The analytical grouping of the metallic elements is not a natural one, as far as their chemical behavior is concerned. Such a grouping is found in the Periodic System of Mendeléeff and is used in systematic inorganic chemistry.[326] The groups in analysis are based chiefly, but not exclusively, on the physical property of greater or smaller solubility of certain salts of the metals. According to the salts chosen, different systems vary somewhat in detail. Frequently elements of the same natural family are also found in the same analytical group, relationship in chemical properties being often coincident with relationship in the physical behavior of the salts of the metals.

In the following list, the common metal ions are arranged in groups, which are given in the order in which they are precipitated in the method of systematic analysis adopted. In each case, a group name and the characteristic reagents used in separating a group from those following it, are given.

«The Silver Group.»—Ions whose chlorides are insoluble in dilute acid solutions. The precipitating agent is HCl. [p158]

«Pb»^{2+} (the chloride is somewhat soluble), «Ag»^{+}, «Hg»^{+}.

«The Copper and the Arsenic Groups.»—Ions whose sulphides are insoluble in dilute acids. The precipitating agent for the two groups is H_{2}S, ‹in acid solution›. The ‹sulphides of the arsenic group are soluble in a mixture of› (NH_{4})_{2}S ‹and› (NH_{4})_{2}S_{x} and are separated thereby from the sulphides of the ‹copper group›.

«The Copper Group.»—«Hg»^{2+}, («Pb»^{2+}), «Bi»^{3+}, «Cu»^{2+}, «Cd»^{2+}.

«The Arsenic Group.»—«As»^{3+}, «As»^{5+}, «Sb»^{3+}, «Sb»^{5+}, «Sn»^{2+}, «Sn»^{4+}, «Pt»^{2+}, «Pt»^{4+}, «Au»^{+}, «Au»^{3+}.

«The Aluminium and the Zinc Groups.»—Ions whose sulphides or hydroxides are insoluble in neutral or slightly alkaline (ammonium hydroxide) solutions. The two groups are precipitated together by a mixture of NH_{4}Cl, NH_{4}OH, (NH_{4})_{2}S. The ‹aluminium group› may be ‹separated› from the ‹zinc group› by treatment of solutions of the chlorides or nitrates with ‹barium carbonate›.

«The Aluminium Group.»—«Fe»^{3+}, «Al»^{3+}, «Cr»^{3+}.

«The Zinc Group.»—«Fe»^{2+}, «Ni»^{2+}, «Co»^{2+}, «Mn»^{2+}, «Zn»^{2+}.

«The Alkaline Earth Group.»—Ions whose carbonates and phosphates are insoluble in neutral or alkaline solutions. The precipitating agent is NH_{4}Cl, NH_{4}OH, (NH_{4})_{2}CO_{3} for «Ba»^{2+}, «Sr»^{2+}, «Ca»^{2+}, and (NH_{4})_{2}HPO_{4} for «Mg»^{2+}.[327]

«The Alkalies.»—Ions whose chlorides, sulphides, hydroxides, carbonates and phosphates are soluble. «K»^{+}, «Na»^{+}, «NH_{4}»^{+}.

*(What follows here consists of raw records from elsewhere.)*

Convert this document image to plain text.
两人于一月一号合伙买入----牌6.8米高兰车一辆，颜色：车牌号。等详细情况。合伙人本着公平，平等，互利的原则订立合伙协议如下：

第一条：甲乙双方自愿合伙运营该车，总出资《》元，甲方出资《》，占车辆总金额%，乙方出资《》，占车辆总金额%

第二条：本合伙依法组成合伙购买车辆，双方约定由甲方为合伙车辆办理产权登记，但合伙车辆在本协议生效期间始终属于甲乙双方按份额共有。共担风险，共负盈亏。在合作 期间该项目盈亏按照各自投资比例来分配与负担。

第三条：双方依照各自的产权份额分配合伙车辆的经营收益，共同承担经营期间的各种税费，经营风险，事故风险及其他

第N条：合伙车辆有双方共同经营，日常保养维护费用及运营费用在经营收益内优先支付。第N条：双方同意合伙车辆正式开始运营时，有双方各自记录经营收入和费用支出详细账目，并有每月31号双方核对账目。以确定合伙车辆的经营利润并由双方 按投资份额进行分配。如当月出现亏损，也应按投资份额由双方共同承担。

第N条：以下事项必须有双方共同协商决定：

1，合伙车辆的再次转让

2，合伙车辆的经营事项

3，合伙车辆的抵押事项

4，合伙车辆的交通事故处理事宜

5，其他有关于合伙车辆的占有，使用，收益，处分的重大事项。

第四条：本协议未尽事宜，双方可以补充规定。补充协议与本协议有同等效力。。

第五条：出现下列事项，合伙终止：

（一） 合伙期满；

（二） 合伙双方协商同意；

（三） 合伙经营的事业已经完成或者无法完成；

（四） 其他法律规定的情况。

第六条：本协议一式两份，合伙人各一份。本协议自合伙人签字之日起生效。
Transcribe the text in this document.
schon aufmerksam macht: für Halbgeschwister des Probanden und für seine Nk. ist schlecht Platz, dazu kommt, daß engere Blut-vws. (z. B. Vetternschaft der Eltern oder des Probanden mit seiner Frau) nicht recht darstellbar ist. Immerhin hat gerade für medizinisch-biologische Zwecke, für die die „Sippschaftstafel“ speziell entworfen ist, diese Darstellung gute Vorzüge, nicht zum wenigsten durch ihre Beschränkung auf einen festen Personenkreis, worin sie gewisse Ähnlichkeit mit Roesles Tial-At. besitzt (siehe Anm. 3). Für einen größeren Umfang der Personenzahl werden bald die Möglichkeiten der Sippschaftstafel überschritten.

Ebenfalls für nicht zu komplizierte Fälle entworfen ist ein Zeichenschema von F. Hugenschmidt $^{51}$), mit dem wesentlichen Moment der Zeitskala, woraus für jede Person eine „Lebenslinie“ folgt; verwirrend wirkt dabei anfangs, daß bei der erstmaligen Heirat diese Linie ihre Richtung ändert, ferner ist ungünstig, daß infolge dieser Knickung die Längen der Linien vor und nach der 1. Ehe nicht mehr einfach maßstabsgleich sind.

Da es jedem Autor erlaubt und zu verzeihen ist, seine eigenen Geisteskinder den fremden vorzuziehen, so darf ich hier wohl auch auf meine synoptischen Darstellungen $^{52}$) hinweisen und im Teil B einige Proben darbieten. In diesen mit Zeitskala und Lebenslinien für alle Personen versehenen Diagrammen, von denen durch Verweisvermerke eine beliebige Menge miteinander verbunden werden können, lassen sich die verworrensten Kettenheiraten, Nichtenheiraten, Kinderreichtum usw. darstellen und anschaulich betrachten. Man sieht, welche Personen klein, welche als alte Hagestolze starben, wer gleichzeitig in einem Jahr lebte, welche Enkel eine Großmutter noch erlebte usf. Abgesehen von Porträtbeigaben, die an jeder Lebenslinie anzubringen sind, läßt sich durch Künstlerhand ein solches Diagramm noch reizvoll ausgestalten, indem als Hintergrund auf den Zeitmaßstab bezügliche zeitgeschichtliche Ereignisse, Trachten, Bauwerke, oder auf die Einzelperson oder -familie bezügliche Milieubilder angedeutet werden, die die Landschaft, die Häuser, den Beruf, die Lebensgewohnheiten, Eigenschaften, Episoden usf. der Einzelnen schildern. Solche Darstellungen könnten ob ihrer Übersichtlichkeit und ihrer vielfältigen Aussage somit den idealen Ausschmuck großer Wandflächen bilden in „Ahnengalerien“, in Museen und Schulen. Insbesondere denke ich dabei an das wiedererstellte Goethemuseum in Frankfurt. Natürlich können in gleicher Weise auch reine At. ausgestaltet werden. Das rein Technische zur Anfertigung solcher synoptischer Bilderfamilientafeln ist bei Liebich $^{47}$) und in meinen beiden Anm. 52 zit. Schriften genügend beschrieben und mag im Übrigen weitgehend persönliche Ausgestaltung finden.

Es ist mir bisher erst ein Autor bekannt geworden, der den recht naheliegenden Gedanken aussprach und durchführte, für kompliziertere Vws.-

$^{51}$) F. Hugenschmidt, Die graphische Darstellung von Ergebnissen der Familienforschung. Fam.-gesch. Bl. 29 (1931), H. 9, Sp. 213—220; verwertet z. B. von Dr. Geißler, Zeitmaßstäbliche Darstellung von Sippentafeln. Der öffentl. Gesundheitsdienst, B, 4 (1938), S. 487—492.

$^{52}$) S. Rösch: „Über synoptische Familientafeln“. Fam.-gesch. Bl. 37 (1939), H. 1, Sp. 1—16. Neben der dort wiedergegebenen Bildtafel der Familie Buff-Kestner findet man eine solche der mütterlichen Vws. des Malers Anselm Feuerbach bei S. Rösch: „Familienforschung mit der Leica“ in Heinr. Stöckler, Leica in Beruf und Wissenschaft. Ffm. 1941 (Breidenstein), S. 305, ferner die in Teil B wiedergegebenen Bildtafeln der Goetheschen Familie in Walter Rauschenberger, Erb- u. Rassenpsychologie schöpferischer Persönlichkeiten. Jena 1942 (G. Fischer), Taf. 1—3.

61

In considering the analytical reactions and the analysis of these groups of metal ions, we shall take up the groups in the order reversed to that given in the table. We shall begin with the group of alkali metals, follow this group with the alkaline earths, then take the aluminium and zinc groups, the copper and silver groups, and finish with the arsenic group. This order is chosen because the chemistry of the reactions involved is simplest in the groups to be studied first and grows more complicated as we advance to those to be studied later.

It is not intended to discuss in detail all the reactions and methods; our attention will be limited rather to the study of ‹typical general relations›, and the student is expected to acquire the power to apply the general conclusions reached, to any specific case demanding it. [p159]

«The Alkali Group.»—The group includes the ions of «sodium» and «potassium», the most common and most important of the alkali metals, and the «ammonium»-ion. Characteristic of the ions of the group is the fact that all of their common salts are easily soluble in water. They remain in solution in systematic analysis, while other metal ions are removed in the form of various insoluble precipitates.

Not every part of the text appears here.